Moreover, being a port city, Halifax possesses a key advantage over many of its Canadian counterparts. Since the global supply chain is being reconfigured, there has been a renewed focus on Atlantic Canada. So, not only could Halifax witness a resuscitation of its office environment, but it could be a crucial hub for shipping, distribution, and warehousing.
“You look at Atlantic Canada and the population growth, the portability and overall desirability to live and invest in Atlantic Canada has really positioned the region well for future growth,” said Bergen. “Not to say we are completely sheltered from the expected downturn, but the level of activity we’re seeing in Q1 is certainly promising.”
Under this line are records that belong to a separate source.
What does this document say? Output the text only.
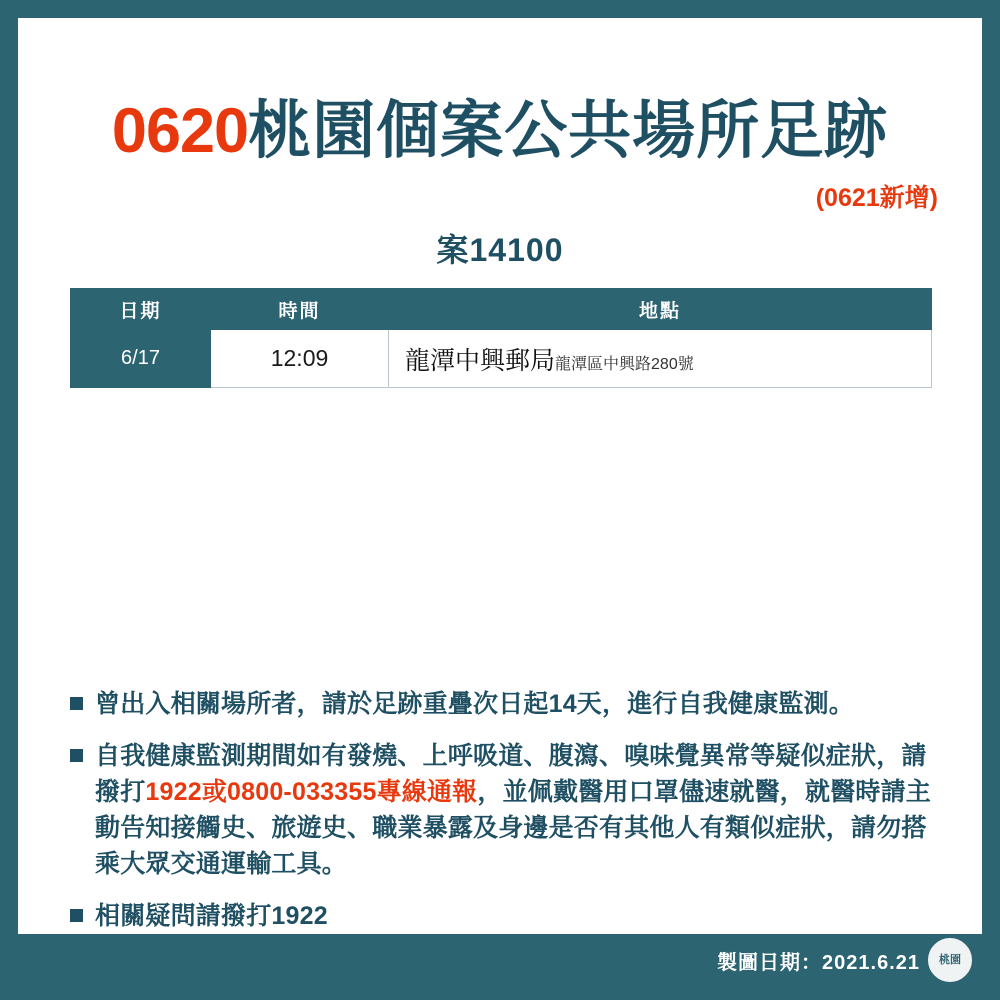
0620桃園個案公共場所足跡
(0621新增)
案14100
日期	時間	地點
6/17	12:09	龍潭中興郵局龍潭區中興路280號
曾出入相關場所者，請於足跡重疊次日起14天，進行自我健康監測。
自我健康監測期間如有發燒、上呼吸道、腹瀉、嗅味覺異常等疑似症狀，請撥打1922或0800-033355專線通報，並佩戴醫用口罩儘速就醫，就醫時請主動告知接觸史、旅遊史、職業暴露及身邊是否有其他人有類似症狀，請勿搭乘大眾交通運輸工具。
相關疑問請撥打1922
製圖日期：2021.6.21	桃園
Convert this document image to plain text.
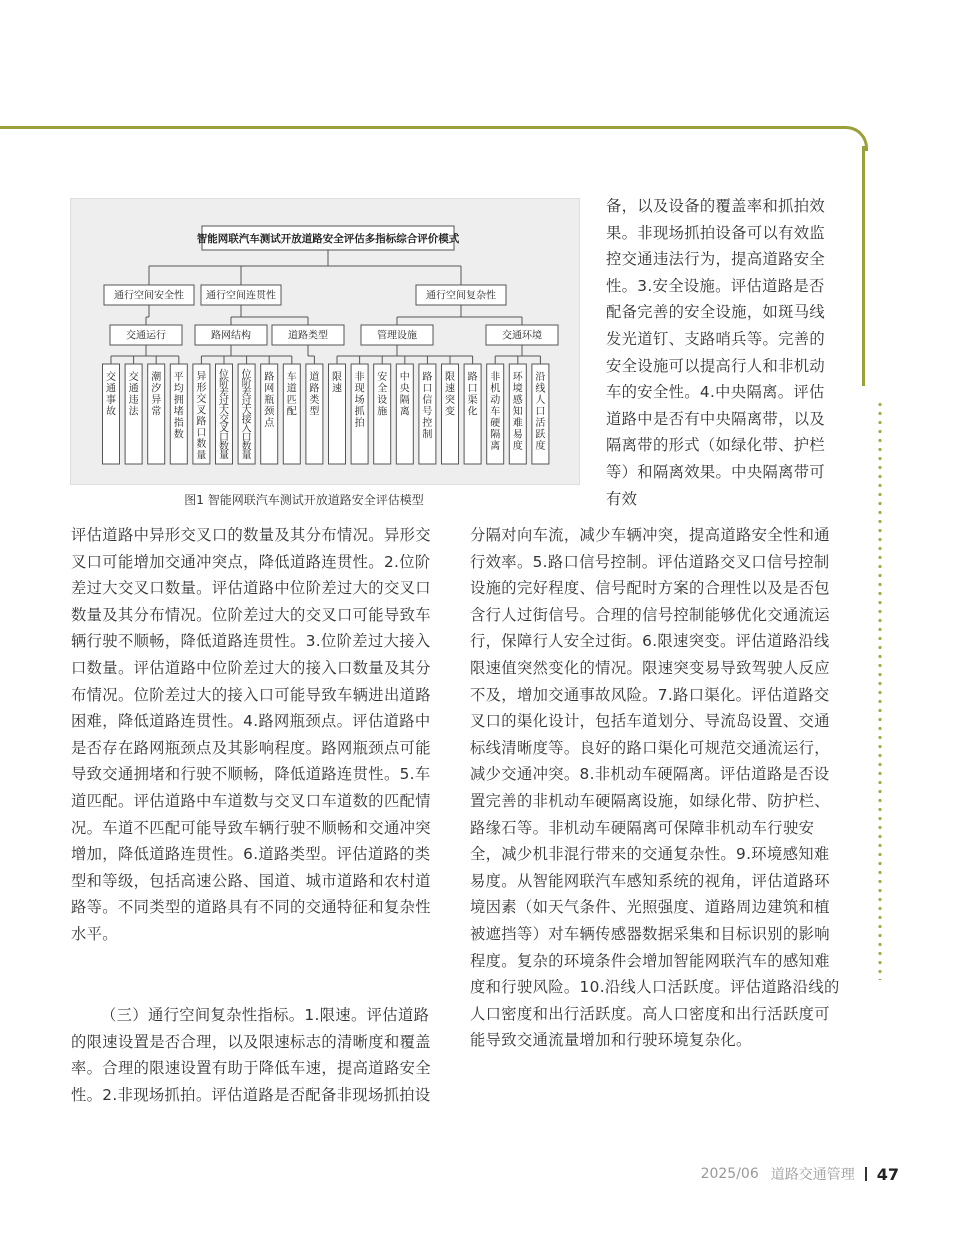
智能网联汽车测试开放道路安全评估多指标综合评价模式
通行空间安全性 通行空间连贯性	通行空间复杂性
交通运行	路网结构	道路类型	管理设施	交通环境
交通事故
交通违法
潮汐异常
平均拥堵指数
异形交叉路口数量
位阶差过大交叉口数量
位阶差过大接入口数量
路网瓶颈点
车道匹配
道路类型
限速
非现场抓拍
安全设施
中央隔离
路口信号控制
限速突变
路口渠化
非机动车硬隔离
环境感知难易度
沿线人口活跃度
图1 智能网联汽车测试开放道路安全评估模型

备，以及设备的覆盖率和抓拍效果。非现场抓拍设备可以有效监控交通违法行为，提高道路安全性。3.安全设施。评估道路是否配备完善的安全设施，如斑马线发光道钉、支路哨兵等。完善的安全设施可以提高行人和非机动车的安全性。4.中央隔离。评估道路中是否有中央隔离带，以及隔离带的形式（如绿化带、护栏等）和隔离效果。中央隔离带可有效

评估道路中异形交叉口的数量及其分布情况。异形交叉口可能增加交通冲突点，降低道路连贯性。2.位阶差过大交叉口数量。评估道路中位阶差过大的交叉口数量及其分布情况。位阶差过大的交叉口可能导致车辆行驶不顺畅，降低道路连贯性。3.位阶差过大接入口数量。评估道路中位阶差过大的接入口数量及其分布情况。位阶差过大的接入口可能导致车辆进出道路困难，降低道路连贯性。4.路网瓶颈点。评估道路中是否存在路网瓶颈点及其影响程度。路网瓶颈点可能导致交通拥堵和行驶不顺畅，降低道路连贯性。5.车道匹配。评估道路中车道数与交叉口车道数的匹配情况。车道不匹配可能导致车辆行驶不顺畅和交通冲突增加，降低道路连贯性。6.道路类型。评估道路的类型和等级，包括高速公路、国道、城市道路和农村道路等。不同类型的道路具有不同的交通特征和复杂性水平。

（三）通行空间复杂性指标。1.限速。评估道路的限速设置是否合理，以及限速标志的清晰度和覆盖率。合理的限速设置有助于降低车速，提高道路安全性。2.非现场抓拍。评估道路是否配备非现场抓拍设

分隔对向车流，减少车辆冲突，提高道路安全性和通行效率。5.路口信号控制。评估道路交叉口信号控制设施的完好程度、信号配时方案的合理性以及是否包含行人过街信号。合理的信号控制能够优化交通流运行，保障行人安全过街。6.限速突变。评估道路沿线限速值突然变化的情况。限速突变易导致驾驶人反应不及，增加交通事故风险。7.路口渠化。评估道路交叉口的渠化设计，包括车道划分、导流岛设置、交通标线清晰度等。良好的路口渠化可规范交通流运行，减少交通冲突。8.非机动车硬隔离。评估道路是否设置完善的非机动车硬隔离设施，如绿化带、防护栏、路缘石等。非机动车硬隔离可保障非机动车行驶安全，减少机非混行带来的交通复杂性。9.环境感知难易度。从智能网联汽车感知系统的视角，评估道路环境因素（如天气条件、光照强度、道路周边建筑和植被遮挡等）对车辆传感器数据采集和目标识别的影响程度。复杂的环境条件会增加智能网联汽车的感知难度和行驶风险。10.沿线人口活跃度。评估道路沿线的人口密度和出行活跃度。高人口密度和出行活跃度可能导致交通流量增加和行驶环境复杂化。

2025/06 道路交通管理 47
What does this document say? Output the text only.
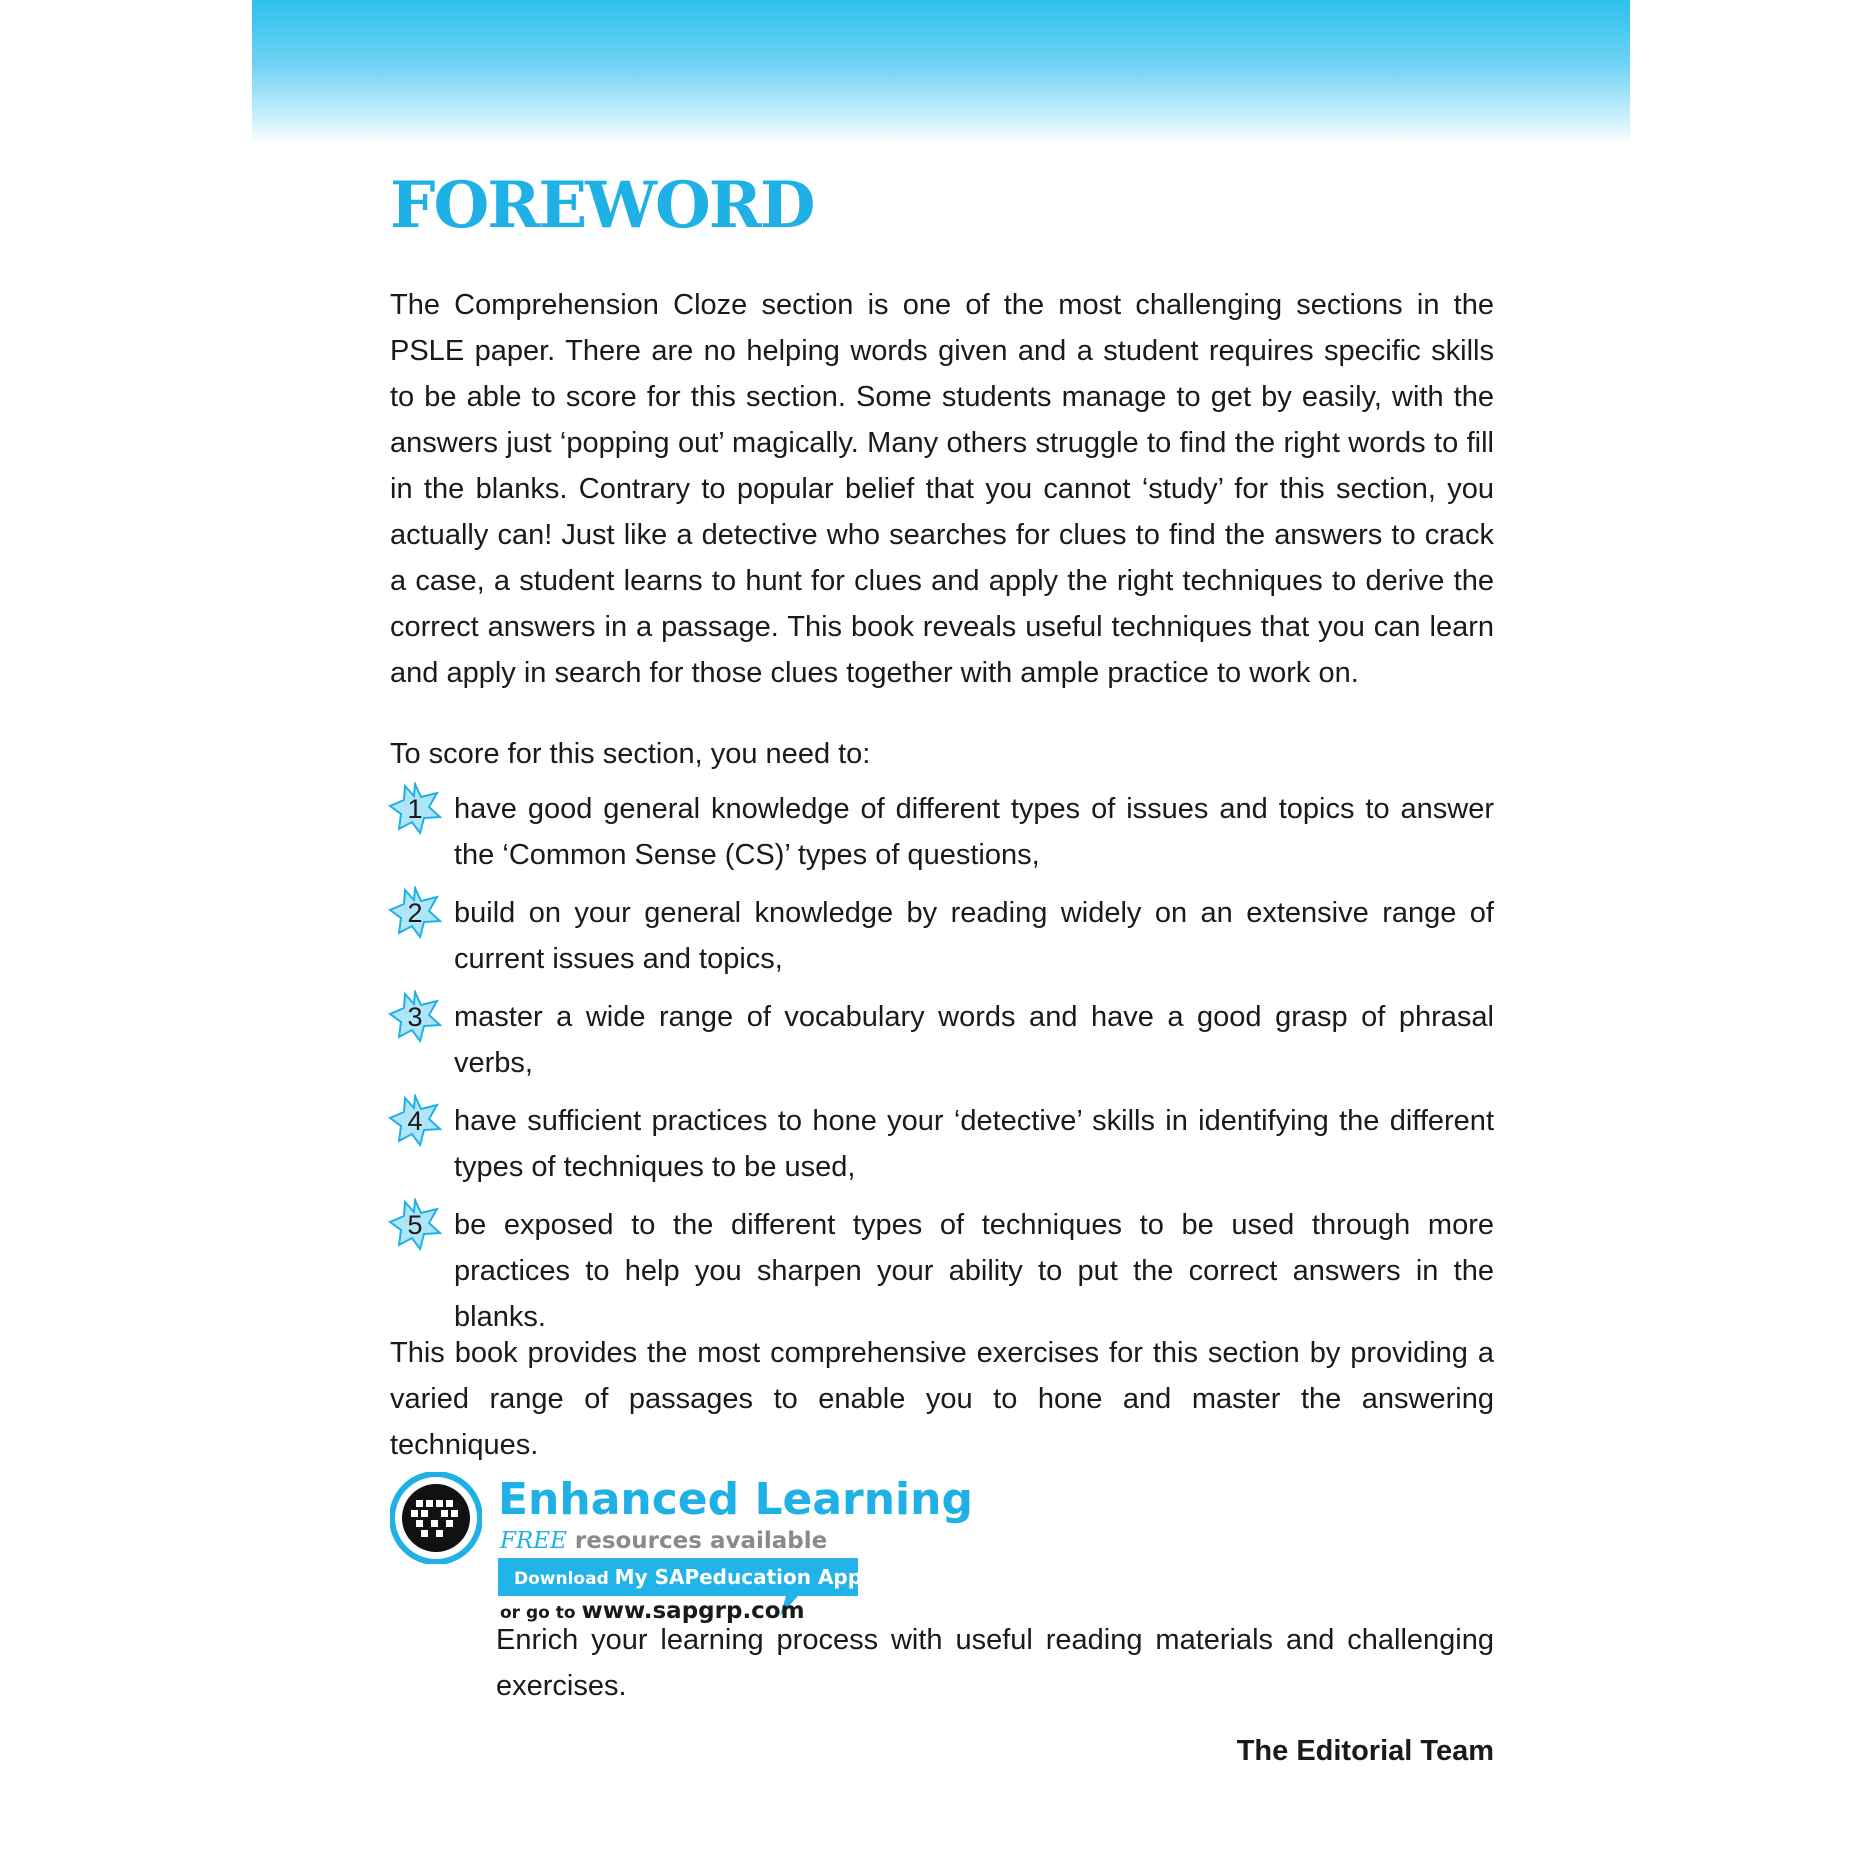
FOREWORD

The Comprehension Cloze section is one of the most challenging sections in the PSLE paper. There are no helping words given and a student requires specific skills to be able to score for this section. Some students manage to get by easily, with the answers just ‘popping out’ magically. Many others struggle to find the right words to fill in the blanks. Contrary to popular belief that you cannot ‘study’ for this section, you actually can! Just like a detective who searches for clues to find the answers to crack a case, a student learns to hunt for clues and apply the right techniques to derive the correct answers in a passage. This book reveals useful techniques that you can learn and apply in search for those clues together with ample practice to work on.

To score for this section, you need to:

1	have good general knowledge of different types of issues and topics to answer the ‘Common Sense (CS)’ types of questions,

2	build on your general knowledge by reading widely on an extensive range of current issues and topics,

3	master a wide range of vocabulary words and have a good grasp of phrasal verbs,

4	have sufficient practices to hone your ‘detective’ skills in identifying the different types of techniques to be used,

5	be exposed to the different types of techniques to be used through more practices to help you sharpen your ability to put the correct answers in the blanks.

This book provides the most comprehensive exercises for this section by providing a varied range of passages to enable you to hone and master the answering techniques.

Enhanced Learning
FREE resources available
Download My SAPeducation App Now!
or go to www.sapgrp.com

Enrich your learning process with useful reading materials and challenging exercises.

The Editorial Team
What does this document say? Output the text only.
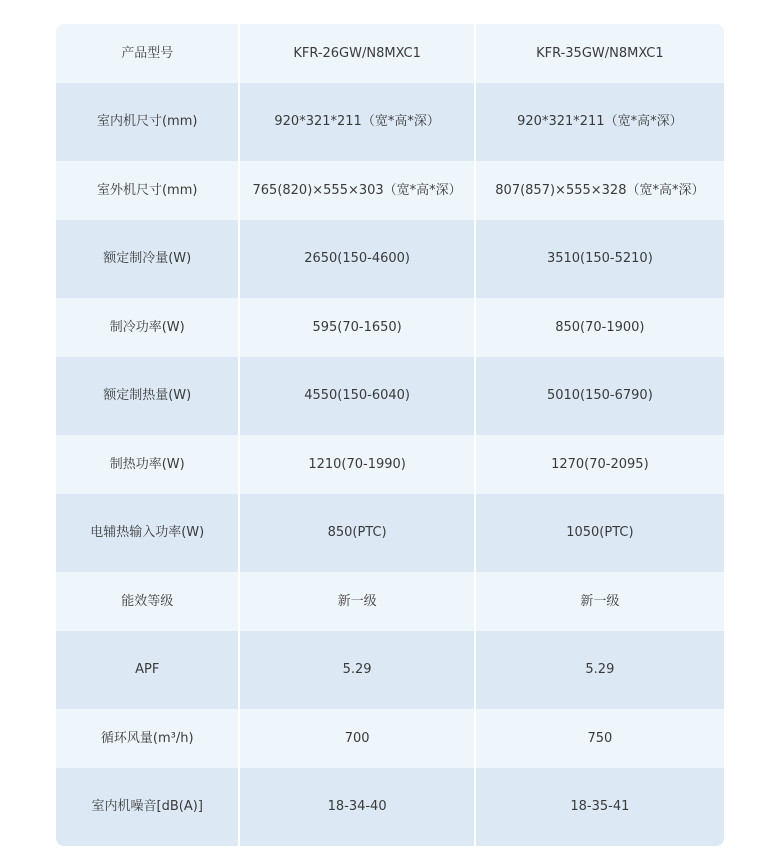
产品型号	KFR-26GW/N8MXC1	KFR-35GW/N8MXC1
室内机尺寸(mm)	920*321*211（宽*高*深）	920*321*211（宽*高*深）
室外机尺寸(mm)	765(820)×555×303（宽*高*深）	807(857)×555×328（宽*高*深）
额定制冷量(W)	2650(150-4600)	3510(150-5210)
制冷功率(W)	595(70-1650)	850(70-1900)
额定制热量(W)	4550(150-6040)	5010(150-6790)
制热功率(W)	1210(70-1990)	1270(70-2095)
电辅热输入功率(W)	850(PTC)	1050(PTC)
能效等级	新一级	新一级
APF	5.29	5.29
循环风量(m³/h)	700	750
室内机噪音[dB(A)]	18-34-40	18-35-41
The Halifax Chamber of Commerce is also intervening, requesting a hybrid work model approach, urging offices to have employees in a centralized location three to four days a week to “help stimulate the downtown area.”
Patrick Sullivan, president and CEO of the Halifax Chamber of Commerce, thinks this could result in as much as $4 million in a spending boost in the downtown core.
“Downtowns are the core of our economy, particularly Halifax’s economy,” he said in an interview with Global News. “We’d like (workers) to come downtown three to four days a week, frankly, to spend more money. To spend more money on restaurants, and in shops. Anything to stimulate that downtown economy.”
But will this bode well for the Halifax real estate market and the Nova Scotia housing sector?
For a city that is attempting to transform into a key economic hub in Atlantic Canada, officials may need to craft a plan to resuscitate the downtown core so the rest of the Halifax economy, including the real estate market, can maintain the momentum of the last few years.